EXCELENTÍSSIMO SENHOR MINISTRO PRESIDENTE DO SUPREMO TRIBUNAL FEDERAL
JOAQUIM PEDRO DE MORAIS FILHO, brasileiro, portador do CPF nº 133.036.496-18, vem, com o devido respeito e acatamento, perante Vossa Excelência, com fundamento no artigo 5º, inciso LXVIII, da Constituição Federal, e nos artigos 647 e 648, inciso I, do Código de Processo Penal, impetrar a presente ordem de
HABEAS CORPUS COLETIVO PREVENTIVO
COM PEDIDO DE MEDIDA LIMINAR
em favor de TODA A COLETIVIDADE DO ESTADO DO RIO DE JANEIRO, em face de ato manifestamente ilegal e inconstitucional consubstanciado no Decreto Estadual, publicado no Diário Oficial do Estado do Rio de Janeiro em 19 de agosto de 2025, de autoria do EXCELENTÍSSIMO SENHOR GOVERNADOR DO ESTADO DO RIO DE JANEIRO, e, por consequência, dos atos a serem praticados pelo ILUSTRÍSSIMO SENHOR PRESIDENTE DA LOTERIA DO ESTADO DO RIO DE JANEIRO (LOTERJ), autoridades aqui apontadas como coatoras, pelos fatos e fundamentos jurídicos a seguir expostos.
EMENTA
HABEAS CORPUS COLETIVO PREVENTIVO. DECRETO ESTADUAL QUE REGULAMENTA A EXPLORAÇÃO DE TERMINAIS DE VÍDEO LOTERIA (VLTs). USURPAÇÃO DA COMPETÊNCIA PRIVATIVA DA UNIÃO PARA LEGISLAR SOBRE SISTEMAS DE SORTEIOS E DIREITO PENAL (ART. 22, I E XX, CF). EQUIPAMENTOS CUJA OPERAÇÃO SE AMOLDA PERFEITAMENTE AO TIPO CONTRAVENCIONAL DE JOGO DE AZAR (ART. 50 DO DECRETO-LEI Nº 3.688/41). IMPOSSIBILIDADE DE NORMA ESTADUAL AFASTAR A INCIDÊNCIA DE LEI PENAL FEDERAL. SÚMULA VINCULANTE Nº 2. AMEAÇA IMINENTE E DIRETA À LIBERDADE DE LOCOMOÇÃO DE TODA A COLETIVIDADE. NEXO CAUSAL INEQUÍVOCO ENTRE A EXPLORAÇÃO DE JOGOS DE AZAR E O FORTALECIMENTO DE ORGANIZAÇÕES CRIMINOSAS (MILÍCIAS E NARCOTRÁFICO) NO RIO DE JANEIRO. RISCO CONCRETO DE ESCALADA DA VIOLÊNCIA, EXTORSÃO E CORRUPÇÃO. VIOLAÇÃO AO PRINCÍPIO DA MORALIDADE ADMINISTRATIVA (ART. 37, CF). ATO ESTATAL QUE FOMENTA A CRIMINALIDADE E A DESORDEM SOCIAL. PRESENÇA DOS REQUISITOS AUTORIZADORES PARA A CONCESSÃO DE MEDIDA LIMINAR.
I - SÍNTESE FÁTICA
Em 19 de agosto de 2025, a sociedade fluminense foi surpreendida com a publicação de um Decreto Estadual que, a pretexto de regulamentar serviços lotéricos, escancara as portas para a exploração em massa de "Video Lottery Terminals (VLTs)" e equipamentos análogos em estabelecimentos comerciais por todo o estado. O ato normativo, objeto da presente impugnação, representa um sofisma jurídico: tenta-se, por via administrativa, conferir aparência de legalidade a uma atividade que constitui, em sua essência, a contravenção penal de exploração de jogo de azar.
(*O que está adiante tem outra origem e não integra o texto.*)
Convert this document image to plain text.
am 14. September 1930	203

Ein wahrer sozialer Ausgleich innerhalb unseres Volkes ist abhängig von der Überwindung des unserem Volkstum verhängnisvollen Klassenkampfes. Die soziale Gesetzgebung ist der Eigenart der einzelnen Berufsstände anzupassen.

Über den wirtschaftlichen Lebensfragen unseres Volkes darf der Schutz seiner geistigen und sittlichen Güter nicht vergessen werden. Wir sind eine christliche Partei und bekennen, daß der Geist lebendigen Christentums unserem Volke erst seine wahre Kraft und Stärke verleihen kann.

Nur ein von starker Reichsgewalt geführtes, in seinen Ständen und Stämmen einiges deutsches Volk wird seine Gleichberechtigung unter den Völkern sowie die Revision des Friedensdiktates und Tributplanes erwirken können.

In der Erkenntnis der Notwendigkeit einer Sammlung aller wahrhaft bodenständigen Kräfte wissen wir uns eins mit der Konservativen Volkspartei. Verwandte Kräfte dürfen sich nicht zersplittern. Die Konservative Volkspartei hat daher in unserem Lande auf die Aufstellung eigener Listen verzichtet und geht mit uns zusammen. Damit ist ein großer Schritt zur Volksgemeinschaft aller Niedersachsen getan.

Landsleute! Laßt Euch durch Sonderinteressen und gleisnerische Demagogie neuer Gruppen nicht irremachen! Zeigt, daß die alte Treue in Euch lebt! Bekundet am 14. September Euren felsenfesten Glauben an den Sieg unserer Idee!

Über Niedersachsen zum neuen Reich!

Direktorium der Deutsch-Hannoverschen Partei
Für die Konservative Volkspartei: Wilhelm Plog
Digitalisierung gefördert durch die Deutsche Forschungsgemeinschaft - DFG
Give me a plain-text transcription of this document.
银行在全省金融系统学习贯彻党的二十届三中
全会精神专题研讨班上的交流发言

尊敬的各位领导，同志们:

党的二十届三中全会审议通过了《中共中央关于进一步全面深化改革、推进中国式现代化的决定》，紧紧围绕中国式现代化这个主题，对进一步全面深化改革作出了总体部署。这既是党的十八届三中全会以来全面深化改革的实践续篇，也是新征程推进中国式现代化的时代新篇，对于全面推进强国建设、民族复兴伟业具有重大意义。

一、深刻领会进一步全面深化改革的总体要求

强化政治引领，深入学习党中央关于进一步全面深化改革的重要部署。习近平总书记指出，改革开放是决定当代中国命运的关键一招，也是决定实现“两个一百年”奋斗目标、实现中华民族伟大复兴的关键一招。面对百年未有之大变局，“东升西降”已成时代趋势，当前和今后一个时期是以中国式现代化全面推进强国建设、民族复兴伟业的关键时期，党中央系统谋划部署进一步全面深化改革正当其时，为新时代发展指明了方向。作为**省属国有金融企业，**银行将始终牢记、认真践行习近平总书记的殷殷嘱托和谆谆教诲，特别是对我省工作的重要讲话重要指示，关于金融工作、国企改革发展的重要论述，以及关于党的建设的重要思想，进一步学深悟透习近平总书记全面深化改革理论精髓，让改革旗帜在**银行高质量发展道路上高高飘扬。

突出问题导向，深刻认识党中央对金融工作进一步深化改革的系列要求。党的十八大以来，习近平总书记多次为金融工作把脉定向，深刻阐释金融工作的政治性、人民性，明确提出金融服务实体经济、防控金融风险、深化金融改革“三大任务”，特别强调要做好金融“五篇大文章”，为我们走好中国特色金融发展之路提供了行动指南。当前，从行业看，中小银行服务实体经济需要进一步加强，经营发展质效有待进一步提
A iminente proliferação desses terminais eletrônicos constitui ameaça real, grave e iminente à liberdade de locomoção de toda a população. Não se trata de um temor abstrato, mas de uma conclusão lógica e empiricamente validada pela trágica realidade da segurança pública no Rio de Janeiro. A história recente, documentada em inúmeras operações policiais e reportagens, demonstra que o controle de máquinas de apostas ilegais é um dos pilares financeiros das organizações criminosas que aterrorizam o estado, notadamente as milícias e facções do narcotráfico. A legalização de fato dessa prática, portanto, não apenas fortalecerá esses grupos, mas criará um ambiente de anomia generalizada, cerceando a liberdade de ir e vir do cidadão comum, refém da violência, da extorsão e do medo.
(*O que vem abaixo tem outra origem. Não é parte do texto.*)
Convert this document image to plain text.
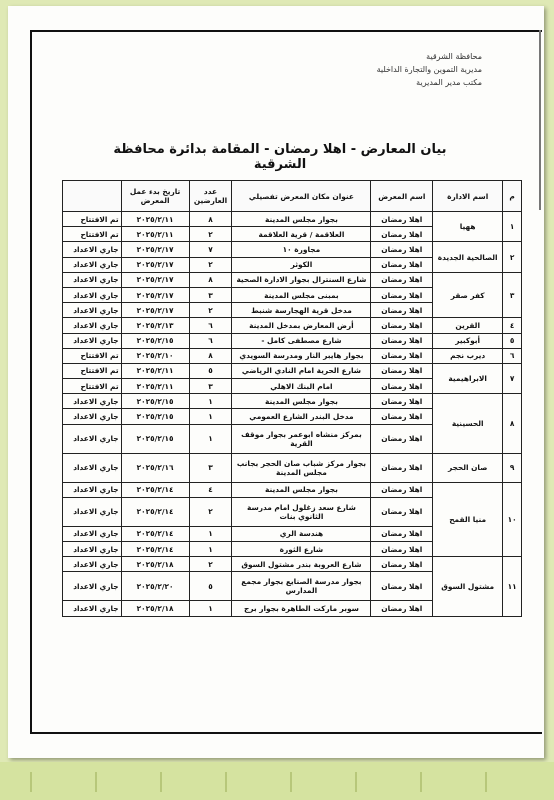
محافظة الشرقية
مديرية التموين والتجارة الداخلية
مكتب مدير المديرية
بيان المعارض - اهلا رمضان - المقامة بدائرة محافظة الشرقية
م	اسم الادارة	اسم المعرض	عنوان مكان المعرض تفصيلي	عدد العارضين	تاريخ بدء عمل المعرض	
١	ههيا	اهلا رمضان	بجوار مجلس المدينة	٨	٢٠٢٥/٢/١١	تم الافتتاح
		اهلا رمضان	العلاقمة / قرية العلاقمة	٢	٢٠٢٥/٢/١١	تم الافتتاح
٢	الصالحية الجديدة	اهلا رمضان	مجاورة ١٠	٧	٢٠٢٥/٢/١٧	جاري الاعداد
		اهلا رمضان	الكوثر	٢	٢٠٢٥/٢/١٧	جاري الاعداد
٣	كفر صقر	اهلا رمضان	شارع السنترال بجوار الادارة الصحية	٨	٢٠٢٥/٢/١٧	جاري الاعداد
		اهلا رمضان	بمبنى مجلس المدينة	٣	٢٠٢٥/٢/١٧	جاري الاعداد
		اهلا رمضان	مدخل قرية الهجارسة شنبط	٢	٢٠٢٥/٢/١٧	جاري الاعداد
٤	القرين	اهلا رمضان	أرض المعارض بمدخل المدينة	٦	٢٠٢٥/٢/١٣	جاري الاعداد
٥	أبوكبير	اهلا رمضان	شارع مصطفى كامل -	٦	٢٠٢٥/٢/١٥	جاري الاعداد
٦	ديرب نجم	اهلا رمضان	بجوار هايبر النار ومدرسة السويدي	٨	٢٠٢٥/٢/١٠	تم الافتتاح
٧	الابراهيمية	اهلا رمضان	شارع الحرية امام النادي الرياضي	٥	٢٠٢٥/٢/١١	تم الافتتاح
		اهلا رمضان	امام البنك الاهلي	٣	٢٠٢٥/٢/١١	تم الافتتاح
٨	الحسينية	اهلا رمضان	بجوار مجلس المدينة	١	٢٠٢٥/٢/١٥	جاري الاعداد
		اهلا رمضان	مدخل البندر الشارع العمومي	١	٢٠٢٥/٢/١٥	جاري الاعداد
		اهلا رمضان	بمركز منشاه ابوعمر بجوار موقف القرية	١	٢٠٢٥/٢/١٥	جاري الاعداد
٩	صان الحجر	اهلا رمضان	بجوار مركز شباب صان الحجر بجانب مجلس المدينة	٣	٢٠٢٥/٢/١٦	جاري الاعداد
١٠	منيا القمح	اهلا رمضان	بجوار مجلس المدينة	٤	٢٠٢٥/٢/١٤	جاري الاعداد
		اهلا رمضان	شارع سعد زغلول امام مدرسة الثانوي بنات	٢	٢٠٢٥/٢/١٤	جاري الاعداد
		اهلا رمضان	هندسة الري	١	٢٠٢٥/٢/١٤	جاري الاعداد
		اهلا رمضان	شارع الثورة	١	٢٠٢٥/٢/١٤	جاري الاعداد
١١	مشتول السوق	اهلا رمضان	شارع العروبة بندر مشتول السوق	٢	٢٠٢٥/٢/١٨	جاري الاعداد
		اهلا رمضان	بجوار مدرسة الصنايع بجوار مجمع المدارس	٥	٢٠٢٥/٢/٢٠	جاري الاعداد
		اهلا رمضان	سوبر ماركت الطاهرة بجوار برج	١	٢٠٢٥/٢/١٨	جاري الاعداد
II - DOS FUNDAMENTOS JURÍDICOS
II.A - DO CABIMENTO DO HABEAS CORPUS COLETIVO E DA AMEAÇA À LIBERDADE DE LOCOMOÇÃO
A moderna hermenêutica constitucional, liderada por esta Suprema Corte, ampliou o alcance do Habeas Corpus para além da clássica proteção contra a prisão ilegal, abarcando toda e qualquer ameaça, ainda que indireta, ao direito fundamental à liberdade de locomoção (art. 5º, XV, CF). Como leciona o mestre Rui Barbosa, o Habeas Corpus é a "pedra de toque" das liberdades públicas.
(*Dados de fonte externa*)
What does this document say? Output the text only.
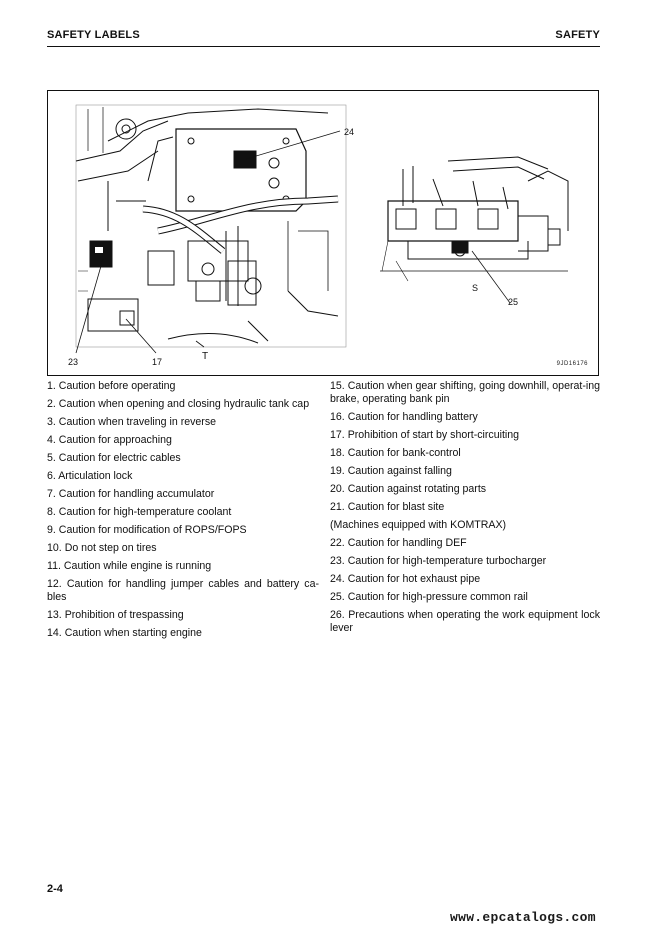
SAFETY LABELS	SAFETY
24
23	17	T
S
25
9JD16176
1. Caution before operating
2. Caution when opening and closing hydraulic tank cap
3. Caution when traveling in reverse
4. Caution for approaching
5. Caution for electric cables
6. Articulation lock
7. Caution for handling accumulator
8. Caution for high-temperature coolant
9. Caution for modification of ROPS/FOPS
10. Do not step on tires
11. Caution while engine is running
12. Caution for handling jumper cables and battery ca-bles
13. Prohibition of trespassing
14. Caution when starting engine
15. Caution when gear shifting, going downhill, operat-ing brake, operating bank pin
16. Caution for handling battery
17. Prohibition of start by short-circuiting
18. Caution for bank-control
19. Caution against falling
20. Caution against rotating parts
21. Caution for blast site
(Machines equipped with KOMTRAX)
22. Caution for handling DEF
23. Caution for high-temperature turbocharger
24. Caution for hot exhaust pipe
25. Caution for high-pressure common rail
26. Precautions when operating the work equipment lock lever
2-4
www.epcatalogs.com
No caso em tela, a ameaça não é a prisão, mas algo talvez mais insidioso: a submissão da coletividade a um regime de medo imposto por organizações criminosas fortalecidas pelo próprio Estado. A liberdade de ir e vir é aniquilada quando o cidadão não pode transitar por sua rua, frequentar o comércio local ou simplesmente viver em paz, sob o risco constante de ser vítima de disputas territoriais, extorsões ou da violência endêmica financiada pelo jogo.
A coletividade, aqui, é o paciente. A decisão no HC 143.641/SP (Rel. Min. Ricardo Lewandowski) é o farol que ilumina o cabimento do presente writ. A população fluminense, como um todo, é o grupo vulnerável cuja liberdade está sob ameaça direta por um ato do poder público que, ao invés de promover a segurança, fomenta o seu contrário.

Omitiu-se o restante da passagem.